Stockbit membaca harga batu bara justru cenderung resilient dan bertahan di kisaran USD130–135 per ton pada 2024-2025. Estimasi ini disebut dapat mendongkrak laba emiten-emiten coal tumbuh 5-30 persen.
Analisa ini didasarkan pada proyeksi International Energy Agency (IEA) bahwa penurunan permintaan disertai juga dengan penurunan produksi, sehingga membangun resiliensi harga batu bara.
Data IEA mencatat konsumsi batu bara diprediksi akan menurun dengan rata-rata pertumbuhan tahunan (CAGR) sebesar -0,8 persen pada 2023–2026. Pada periode yang sama, produksi batu bara juga diprediksi akan turun dengan CAGR -1,3 persen.

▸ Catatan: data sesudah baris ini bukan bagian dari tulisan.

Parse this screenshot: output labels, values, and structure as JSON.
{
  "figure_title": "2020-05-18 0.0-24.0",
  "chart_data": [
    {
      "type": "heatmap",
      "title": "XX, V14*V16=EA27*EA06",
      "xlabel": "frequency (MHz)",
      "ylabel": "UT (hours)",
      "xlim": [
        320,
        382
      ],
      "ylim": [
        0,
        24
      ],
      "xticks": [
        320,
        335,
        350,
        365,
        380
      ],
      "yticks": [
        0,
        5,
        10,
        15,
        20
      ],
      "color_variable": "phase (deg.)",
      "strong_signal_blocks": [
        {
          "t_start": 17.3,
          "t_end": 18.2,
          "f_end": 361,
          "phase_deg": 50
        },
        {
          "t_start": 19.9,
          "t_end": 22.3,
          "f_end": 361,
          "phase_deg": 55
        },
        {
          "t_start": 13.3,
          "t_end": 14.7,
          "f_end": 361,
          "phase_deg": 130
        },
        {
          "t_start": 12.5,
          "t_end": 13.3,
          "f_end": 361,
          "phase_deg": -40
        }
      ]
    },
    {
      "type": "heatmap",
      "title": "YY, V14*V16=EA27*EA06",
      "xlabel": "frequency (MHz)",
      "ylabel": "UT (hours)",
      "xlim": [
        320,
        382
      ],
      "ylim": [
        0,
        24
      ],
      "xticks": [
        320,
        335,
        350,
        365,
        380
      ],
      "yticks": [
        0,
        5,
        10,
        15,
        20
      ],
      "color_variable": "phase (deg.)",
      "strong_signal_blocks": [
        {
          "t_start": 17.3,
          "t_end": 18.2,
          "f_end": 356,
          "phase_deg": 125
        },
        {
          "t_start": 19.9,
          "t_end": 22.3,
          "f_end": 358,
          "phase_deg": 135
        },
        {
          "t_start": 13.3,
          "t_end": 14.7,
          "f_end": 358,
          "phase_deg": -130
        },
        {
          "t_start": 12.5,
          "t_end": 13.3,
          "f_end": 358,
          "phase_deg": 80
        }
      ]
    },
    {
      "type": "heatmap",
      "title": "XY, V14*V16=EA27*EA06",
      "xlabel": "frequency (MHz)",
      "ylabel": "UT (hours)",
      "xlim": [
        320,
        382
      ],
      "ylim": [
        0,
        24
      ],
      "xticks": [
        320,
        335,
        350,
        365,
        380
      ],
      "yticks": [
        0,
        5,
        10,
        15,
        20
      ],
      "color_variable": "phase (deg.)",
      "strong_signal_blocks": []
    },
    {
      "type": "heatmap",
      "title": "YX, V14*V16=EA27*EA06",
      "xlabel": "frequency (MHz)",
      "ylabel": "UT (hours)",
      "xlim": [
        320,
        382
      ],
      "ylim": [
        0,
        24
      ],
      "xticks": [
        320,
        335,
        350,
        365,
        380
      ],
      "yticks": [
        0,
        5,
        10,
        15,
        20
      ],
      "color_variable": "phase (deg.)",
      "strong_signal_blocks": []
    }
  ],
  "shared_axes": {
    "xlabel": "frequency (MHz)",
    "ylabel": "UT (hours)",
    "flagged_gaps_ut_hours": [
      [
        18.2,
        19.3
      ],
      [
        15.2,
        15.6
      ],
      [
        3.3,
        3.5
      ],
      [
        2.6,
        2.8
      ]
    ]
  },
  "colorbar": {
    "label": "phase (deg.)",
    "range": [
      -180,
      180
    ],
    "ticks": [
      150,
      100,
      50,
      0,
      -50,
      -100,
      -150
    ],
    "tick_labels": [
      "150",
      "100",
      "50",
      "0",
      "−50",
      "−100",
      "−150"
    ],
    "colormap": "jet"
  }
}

Permintaan batu bara dipandang masih akan tetap tinggi, didorong oleh meningkatnya permintaan pada negara-negara berkembang seperti India dan Asia Tenggara. “Sehingga mendukung pertumbuhan ekonomi mereka yang relatif kencang,” tulis IEA.
Lebih jauh, peningkatan permintaan dari negara berkembang juga disebut akan mengkompensasi penurunan permintaan dari negara-negara maju, seperti AS dan Eropa.